Un billet de Jean-Guy Marceau
Depuis longtemps, il ne croit plus en rien. Le bruit sourd de ses pas craquent sur les pierres du petit sentier enneigé. 22 h. La lune s’est dénudée et offre à la terre entière la plus petite de ses parties, un lobe tout à fait délicat qui ressemble à un arc d’or suspendu. Le parc frileux sombre dans un coma profond. L’homme marche en cette soirée de janvier, emmitouflé dans sa Canadienne. Le quartier est tranquille et dort déjà profondément. Quelques flocons habillent la nuit.
Il marche et ne pense plus à rien. Il avance lentement dans le silence de L’Île.
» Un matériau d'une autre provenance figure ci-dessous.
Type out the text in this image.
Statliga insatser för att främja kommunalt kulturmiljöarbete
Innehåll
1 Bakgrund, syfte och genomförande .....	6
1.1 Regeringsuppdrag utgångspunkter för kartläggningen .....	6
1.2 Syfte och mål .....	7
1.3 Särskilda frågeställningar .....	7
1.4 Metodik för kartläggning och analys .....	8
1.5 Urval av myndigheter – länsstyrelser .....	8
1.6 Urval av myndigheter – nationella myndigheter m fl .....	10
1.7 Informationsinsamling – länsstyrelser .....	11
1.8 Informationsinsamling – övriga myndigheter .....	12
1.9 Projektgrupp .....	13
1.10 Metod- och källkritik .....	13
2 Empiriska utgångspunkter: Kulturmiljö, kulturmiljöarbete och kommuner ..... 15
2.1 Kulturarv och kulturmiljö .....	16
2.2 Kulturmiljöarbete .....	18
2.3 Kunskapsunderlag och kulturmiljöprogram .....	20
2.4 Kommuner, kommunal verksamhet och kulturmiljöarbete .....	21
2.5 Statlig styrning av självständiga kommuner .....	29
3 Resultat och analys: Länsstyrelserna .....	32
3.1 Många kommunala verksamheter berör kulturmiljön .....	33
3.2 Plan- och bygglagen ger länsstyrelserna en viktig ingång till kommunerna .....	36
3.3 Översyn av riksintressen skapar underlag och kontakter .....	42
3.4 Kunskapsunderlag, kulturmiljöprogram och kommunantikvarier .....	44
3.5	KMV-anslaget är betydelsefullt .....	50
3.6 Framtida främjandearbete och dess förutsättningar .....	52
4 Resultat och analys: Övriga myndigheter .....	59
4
Derrière lui, Montréal la grande dessine la silhouette de ses buildings et se veut rassurante. Le vent a pris congé pour l’instant et, tout près, le fleuve gronde de ses tourments d’hiver.
Une vidéo, gracieuseté de Christiane Brisset
L’homme se connecte à l’énergie, parce que ce soir, tout est énergie. Il croise un gros chien jaune aux yeux tristes… deux solitudes aux portes de la nuit. Ils se regardent, avares de sentiments. Le chien s’arrête machinalement et laisse passer l’homme. Ce dernier avance quelques pas, puis il se retourne. La bête est déjà disparue, avalée par quelques ombres mystérieuses et gênantes.
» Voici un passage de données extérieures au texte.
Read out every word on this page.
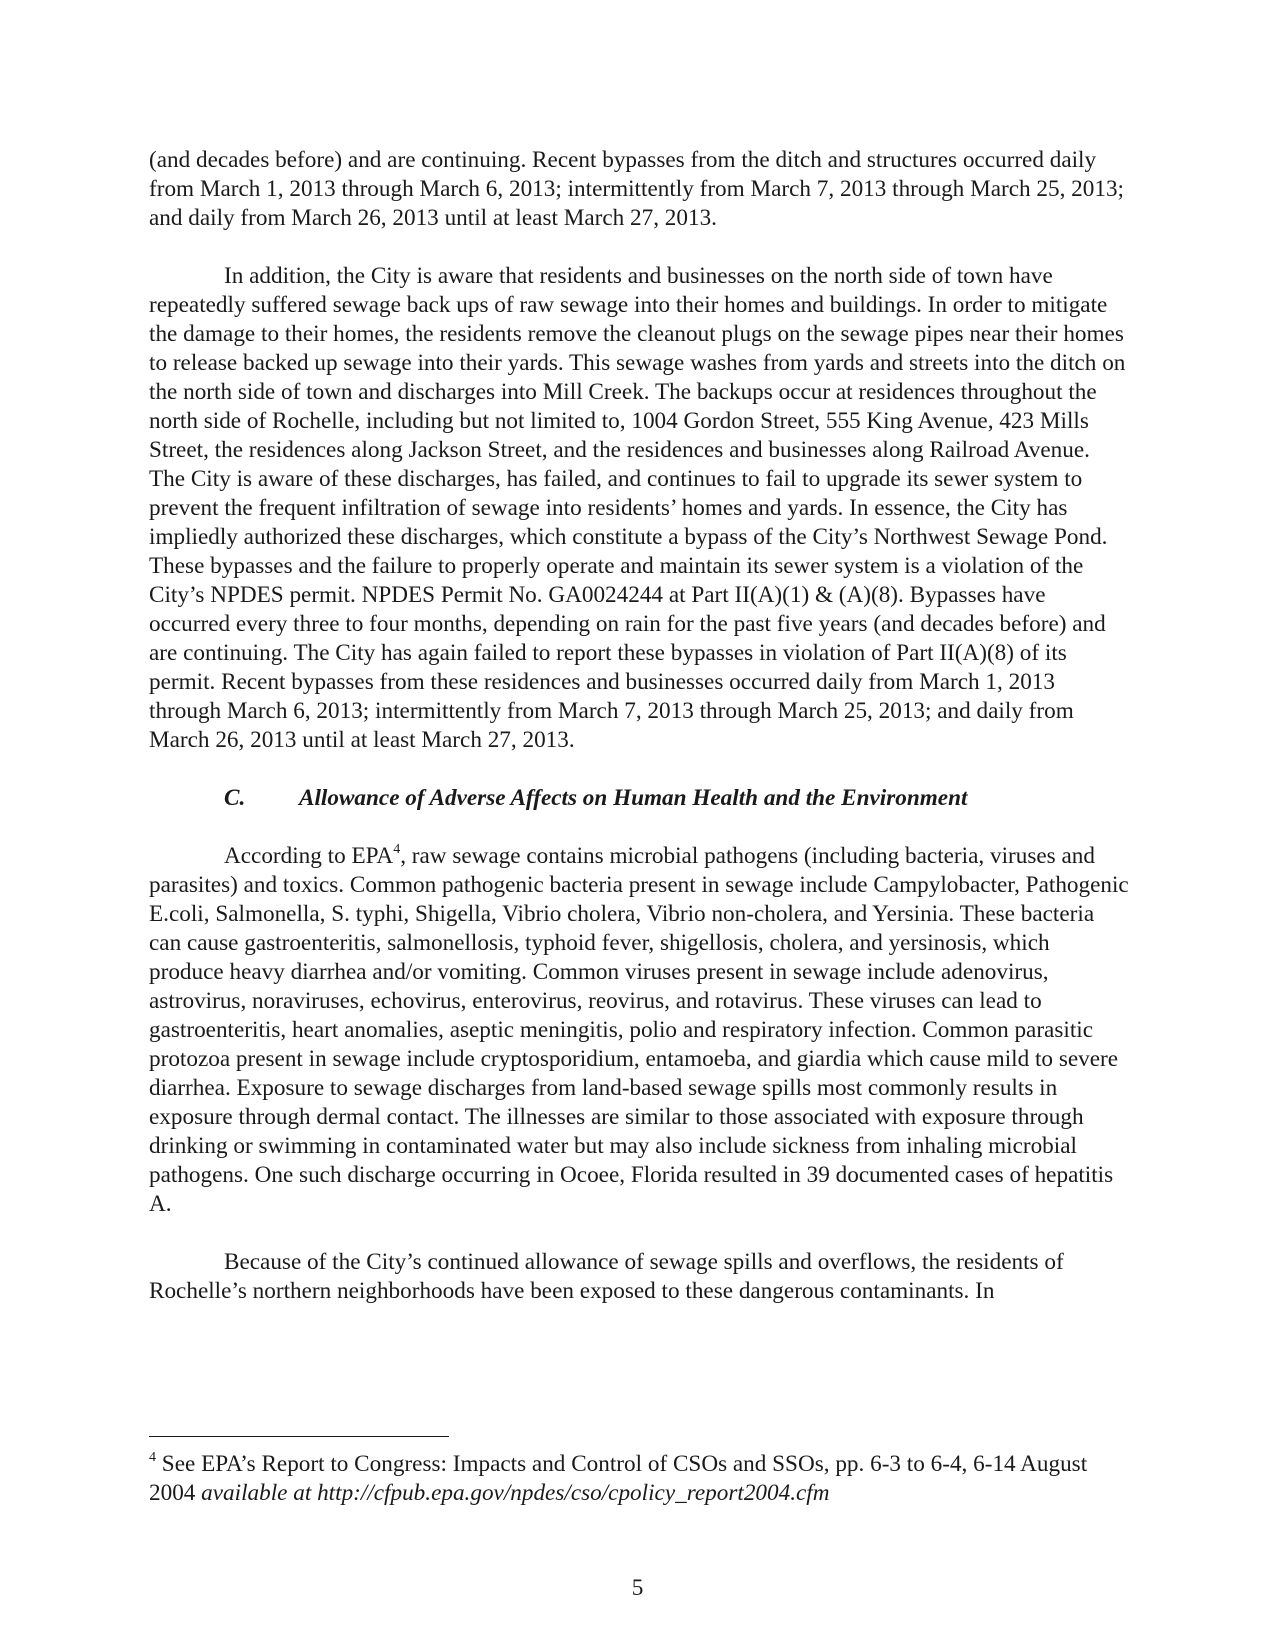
(and decades before) and are continuing. Recent bypasses from the ditch and structures occurred daily from March 1, 2013 through March 6, 2013; intermittently from March 7, 2013 through March 25, 2013; and daily from March 26, 2013 until at least March 27, 2013.

In addition, the City is aware that residents and businesses on the north side of town have repeatedly suffered sewage back ups of raw sewage into their homes and buildings. In order to mitigate the damage to their homes, the residents remove the cleanout plugs on the sewage pipes near their homes to release backed up sewage into their yards. This sewage washes from yards and streets into the ditch on the north side of town and discharges into Mill Creek. The backups occur at residences throughout the north side of Rochelle, including but not limited to, 1004 Gordon Street, 555 King Avenue, 423 Mills Street, the residences along Jackson Street, and the residences and businesses along Railroad Avenue. The City is aware of these discharges, has failed, and continues to fail to upgrade its sewer system to prevent the frequent infiltration of sewage into residents’ homes and yards. In essence, the City has impliedly authorized these discharges, which constitute a bypass of the City’s Northwest Sewage Pond. These bypasses and the failure to properly operate and maintain its sewer system is a violation of the City’s NPDES permit. NPDES Permit No. GA0024244 at Part II(A)(1) & (A)(8). Bypasses have occurred every three to four months, depending on rain for the past five years (and decades before) and are continuing. The City has again failed to report these bypasses in violation of Part II(A)(8) of its permit. Recent bypasses from these residences and businesses occurred daily from March 1, 2013 through March 6, 2013; intermittently from March 7, 2013 through March 25, 2013; and daily from March 26, 2013 until at least March 27, 2013.

C. Allowance of Adverse Affects on Human Health and the Environment

According to EPA$^4$, raw sewage contains microbial pathogens (including bacteria, viruses and parasites) and toxics. Common pathogenic bacteria present in sewage include Campylobacter, Pathogenic E.coli, Salmonella, S. typhi, Shigella, Vibrio cholera, Vibrio non-cholera, and Yersinia. These bacteria can cause gastroenteritis, salmonellosis, typhoid fever, shigellosis, cholera, and yersinosis, which produce heavy diarrhea and/or vomiting. Common viruses present in sewage include adenovirus, astrovirus, noraviruses, echovirus, enterovirus, reovirus, and rotavirus. These viruses can lead to gastroenteritis, heart anomalies, aseptic meningitis, polio and respiratory infection. Common parasitic protozoa present in sewage include cryptosporidium, entamoeba, and giardia which cause mild to severe diarrhea. Exposure to sewage discharges from land-based sewage spills most commonly results in exposure through dermal contact. The illnesses are similar to those associated with exposure through drinking or swimming in contaminated water but may also include sickness from inhaling microbial pathogens. One such discharge occurring in Ocoee, Florida resulted in 39 documented cases of hepatitis A.

Because of the City’s continued allowance of sewage spills and overflows, the residents of Rochelle’s northern neighborhoods have been exposed to these dangerous contaminants. In

$^4$ See EPA’s Report to Congress: Impacts and Control of CSOs and SSOs, pp. 6-3 to 6-4, 6-14 August 2004 available at http://cfpub.epa.gov/npdes/cso/cpolicy_report2004.cfm
5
Tout près de lui, un chêne sans âge tient le temps. L’homme avance encore et pénètre dans un petit chemin gelé et lumineux. Il marche, comme s’il allait à un rendez-vous clandestin. Au fait, qui est-il ? Ou s’en va-t-il ? Attiré par le chant de l’eau tourmentée à quelques mètres de lui, il approche des berges, comme on approche d’un péché. Le vol d’un oiseau de nuit captive son attention, le sphinx exécute autour de lui une danse funèbre. Un présage, un signe d’ailleurs ? D’un violent coup d’aile, il disparaît à son tour dans le velours de la nuit. À cet instant précis, l’homme se rappelle. Il se souvient de la mission qui l’habite. Il connaît le pourquoi de cette randonnée et sait la trace qu’il laissera. Une signature finale, déterminante.
Au bout de L’Île, aux pieds du courant, une âme en peine. Une femme porte en elle, une tristesse infinie. L’homme s’approche, devinant son désarroi, il tend la main vers la malheureuse qui se jette dans ses bras. Une seconde passe, une éternité. Les mots sont ici superflus, le silence est éloquent. Quelque part au cœur d’une ville quelques fois anonyme, il arrive qu’un ange passe, le temps d’un instant. Sur un banc de parc, une femme assèche ses larmes et caresse le poils de son gros chien jaune qui est venu la rejoindre, au milieu de sa peine, au milieu de sa vie.